The reason why the pyrimidine nucleotides have the effect of promoting collagen production, which is completely opposite to the previous findings, would be caused by the finding of a new mechanism of action using an experimental system different from previous experimental systems. That is, in the previous findings such as Patent Literature 1, the fibroblasts are directly treated with UMP, but in this case, the effect of promoting collagen production is not exerted at all. On the other hand, it is found from Examples of this application that a significant effect of promoting collagen production can be exerted by treating the epidermal cells with the pyrimidine nucleotide, and treating its culture supernatant with the fibroblasts. When it is used as an external preparation for skin, it is naturally used for the epidermis, so that the findings of the present invention can be the discovery of the true value for the pyrimidine nucleotide as an external preparation for skin.

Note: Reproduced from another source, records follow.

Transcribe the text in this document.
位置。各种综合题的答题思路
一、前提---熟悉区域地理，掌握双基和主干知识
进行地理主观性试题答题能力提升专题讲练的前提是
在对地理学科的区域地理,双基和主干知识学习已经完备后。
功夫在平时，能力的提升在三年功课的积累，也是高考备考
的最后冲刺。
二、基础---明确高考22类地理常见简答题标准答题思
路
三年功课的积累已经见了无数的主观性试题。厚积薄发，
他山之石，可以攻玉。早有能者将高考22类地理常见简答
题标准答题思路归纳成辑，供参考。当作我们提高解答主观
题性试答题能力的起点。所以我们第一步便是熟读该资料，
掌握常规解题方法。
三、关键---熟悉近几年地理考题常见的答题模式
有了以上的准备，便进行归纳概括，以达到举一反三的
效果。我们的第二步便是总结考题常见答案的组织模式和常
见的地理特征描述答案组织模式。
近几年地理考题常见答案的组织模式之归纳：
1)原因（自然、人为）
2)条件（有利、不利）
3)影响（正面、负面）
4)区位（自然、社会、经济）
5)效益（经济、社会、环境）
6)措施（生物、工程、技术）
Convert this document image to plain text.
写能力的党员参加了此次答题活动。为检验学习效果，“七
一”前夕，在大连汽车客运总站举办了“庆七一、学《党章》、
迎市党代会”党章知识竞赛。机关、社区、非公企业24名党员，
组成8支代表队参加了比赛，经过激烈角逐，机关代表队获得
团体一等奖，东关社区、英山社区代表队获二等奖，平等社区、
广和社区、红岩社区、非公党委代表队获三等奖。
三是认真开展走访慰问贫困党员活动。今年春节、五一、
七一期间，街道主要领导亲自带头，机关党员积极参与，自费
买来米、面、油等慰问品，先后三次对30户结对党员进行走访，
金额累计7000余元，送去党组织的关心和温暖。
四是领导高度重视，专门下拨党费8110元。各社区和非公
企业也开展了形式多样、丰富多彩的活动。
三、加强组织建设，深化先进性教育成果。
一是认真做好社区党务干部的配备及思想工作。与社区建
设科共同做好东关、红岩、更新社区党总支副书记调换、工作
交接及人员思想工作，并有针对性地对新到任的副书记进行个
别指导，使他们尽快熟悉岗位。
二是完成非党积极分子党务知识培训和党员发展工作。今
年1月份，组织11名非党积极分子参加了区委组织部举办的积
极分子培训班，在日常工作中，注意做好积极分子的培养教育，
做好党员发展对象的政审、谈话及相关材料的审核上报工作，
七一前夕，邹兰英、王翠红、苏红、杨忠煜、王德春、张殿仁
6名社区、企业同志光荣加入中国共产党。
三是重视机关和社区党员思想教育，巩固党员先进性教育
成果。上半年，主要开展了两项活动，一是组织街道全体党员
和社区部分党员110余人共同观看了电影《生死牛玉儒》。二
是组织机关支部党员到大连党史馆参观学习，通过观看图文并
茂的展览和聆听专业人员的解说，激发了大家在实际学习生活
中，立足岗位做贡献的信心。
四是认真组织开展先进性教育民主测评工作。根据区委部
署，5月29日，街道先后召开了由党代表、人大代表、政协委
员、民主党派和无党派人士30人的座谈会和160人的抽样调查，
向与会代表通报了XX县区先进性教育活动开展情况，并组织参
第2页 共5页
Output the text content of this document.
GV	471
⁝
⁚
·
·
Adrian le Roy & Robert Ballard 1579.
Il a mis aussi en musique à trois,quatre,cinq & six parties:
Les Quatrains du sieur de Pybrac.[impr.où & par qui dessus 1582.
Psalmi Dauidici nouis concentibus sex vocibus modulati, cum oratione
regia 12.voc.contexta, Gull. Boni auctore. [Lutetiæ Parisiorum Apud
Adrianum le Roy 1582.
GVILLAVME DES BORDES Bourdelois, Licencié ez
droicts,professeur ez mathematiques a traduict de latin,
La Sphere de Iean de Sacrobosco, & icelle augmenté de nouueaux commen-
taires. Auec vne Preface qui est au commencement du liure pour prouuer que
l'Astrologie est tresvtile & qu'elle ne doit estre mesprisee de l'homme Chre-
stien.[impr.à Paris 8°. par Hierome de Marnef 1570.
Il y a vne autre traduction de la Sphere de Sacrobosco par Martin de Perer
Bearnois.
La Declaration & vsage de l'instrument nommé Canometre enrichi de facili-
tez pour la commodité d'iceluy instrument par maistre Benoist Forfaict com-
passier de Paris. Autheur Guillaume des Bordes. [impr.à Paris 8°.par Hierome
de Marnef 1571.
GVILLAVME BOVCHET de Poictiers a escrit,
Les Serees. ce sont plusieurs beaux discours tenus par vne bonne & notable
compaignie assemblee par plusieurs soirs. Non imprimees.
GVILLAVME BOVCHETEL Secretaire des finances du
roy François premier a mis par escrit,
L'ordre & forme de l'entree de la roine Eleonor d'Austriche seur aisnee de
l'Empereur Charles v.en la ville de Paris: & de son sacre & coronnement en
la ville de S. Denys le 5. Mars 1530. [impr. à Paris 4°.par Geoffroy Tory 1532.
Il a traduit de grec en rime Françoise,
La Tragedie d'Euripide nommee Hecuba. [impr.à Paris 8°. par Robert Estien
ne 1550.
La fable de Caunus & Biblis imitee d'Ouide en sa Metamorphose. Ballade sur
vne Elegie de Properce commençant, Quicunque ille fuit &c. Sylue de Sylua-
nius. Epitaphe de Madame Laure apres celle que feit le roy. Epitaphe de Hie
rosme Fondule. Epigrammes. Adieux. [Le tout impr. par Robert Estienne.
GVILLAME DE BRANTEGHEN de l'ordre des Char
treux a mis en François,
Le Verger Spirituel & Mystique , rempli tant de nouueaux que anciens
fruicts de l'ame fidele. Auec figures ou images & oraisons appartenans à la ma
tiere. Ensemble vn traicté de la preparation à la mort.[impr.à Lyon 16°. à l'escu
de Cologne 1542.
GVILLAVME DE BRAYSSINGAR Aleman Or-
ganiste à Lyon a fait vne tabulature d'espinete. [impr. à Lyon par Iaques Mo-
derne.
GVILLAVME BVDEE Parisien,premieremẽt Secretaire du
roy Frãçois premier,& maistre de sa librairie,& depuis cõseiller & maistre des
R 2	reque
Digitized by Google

As is clear from the contents previously described, the present invention is based on the findings that the pyrimidine nucleotide or the precursor thereof has a novel property of promoting collagen production in fibroblasts through epidermal cells, and that the property allows the pyridine nucleotide to be suitable for a novel application of a collagen production promoter. Therefore, the present invention is illustrated below:

While the present invention will be described below with reference to Examples, the present invention is not limited to these Examples in any way.

To reproduce the phenomenon that would occur in actual epidermis, the effect of promoting collagen production for pyrimidine nucleotides was evaluated with a culture supernatant from three-dimensional cultured epidermis, and with fibroblasts.